Mukahi would have gotten the blame for that, except no one wanted to set him off again, so Oshitari caught most of the flack when his partner’s back was turned. But then his detractors soon found out why it was a really bad idea to have a tensai with a sadistic streak annoyed at them, and quickly learned to keep silent around him too.

Finally, two official documents arrived at Hyotei and Seishun Gakuen along with the new finals schedule, signed and sealed by the government Psi-department at the highest levels. It consisted of a long and tedious list of restrictions for the D1 pairs of both schools and the D2 pair of Hyotei, with clauses as specific as “the Shishido-Ohtori pair and the Oishi-Kikumaru pair shall nevermore be allowed to play on the same court in practice or in matches”, or as tortuously vague as the final statement, upshot of which was that no one wanted to see any of the three pairs playing in official tournaments ever again.

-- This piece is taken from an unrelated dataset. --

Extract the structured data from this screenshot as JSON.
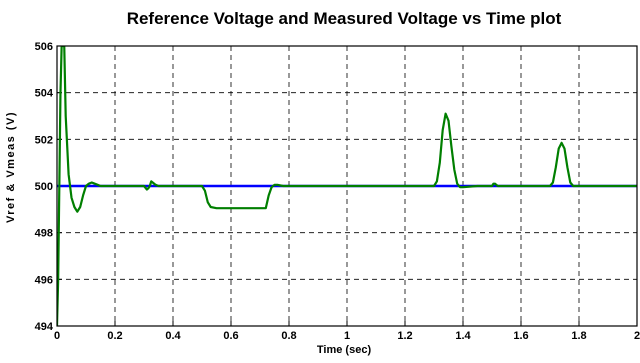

So in the end, the question of who was the best doubles pair between the Golden Pair and their Hyotei rivals was never and never will be resolved. However, if ever asked of their impressions of that fateful day, each of the four boys from that match would be more likely to blush in abject mortification than to express annoyance at the chance of a good fight forever lost.

But then again, deep in their hearts, none of them really considered what happened that day to be something to regret.




Footnotes:

1. The ordering of the matches at the Nationals for the purposes of this universe is the standard D2, D1, S3, S2, S1 order that most of Tenipuri used so far. the S3-D2-S2-D1-S1 order used in the manga for the Nationals matches.

2. Monsoon season is typically June-July in Japan. Momo's birthday is in late July. So by anime continuity, the Nationals probably take place in mid or late August. So the "tail end of a late monsoon season" seemed reasonable to me.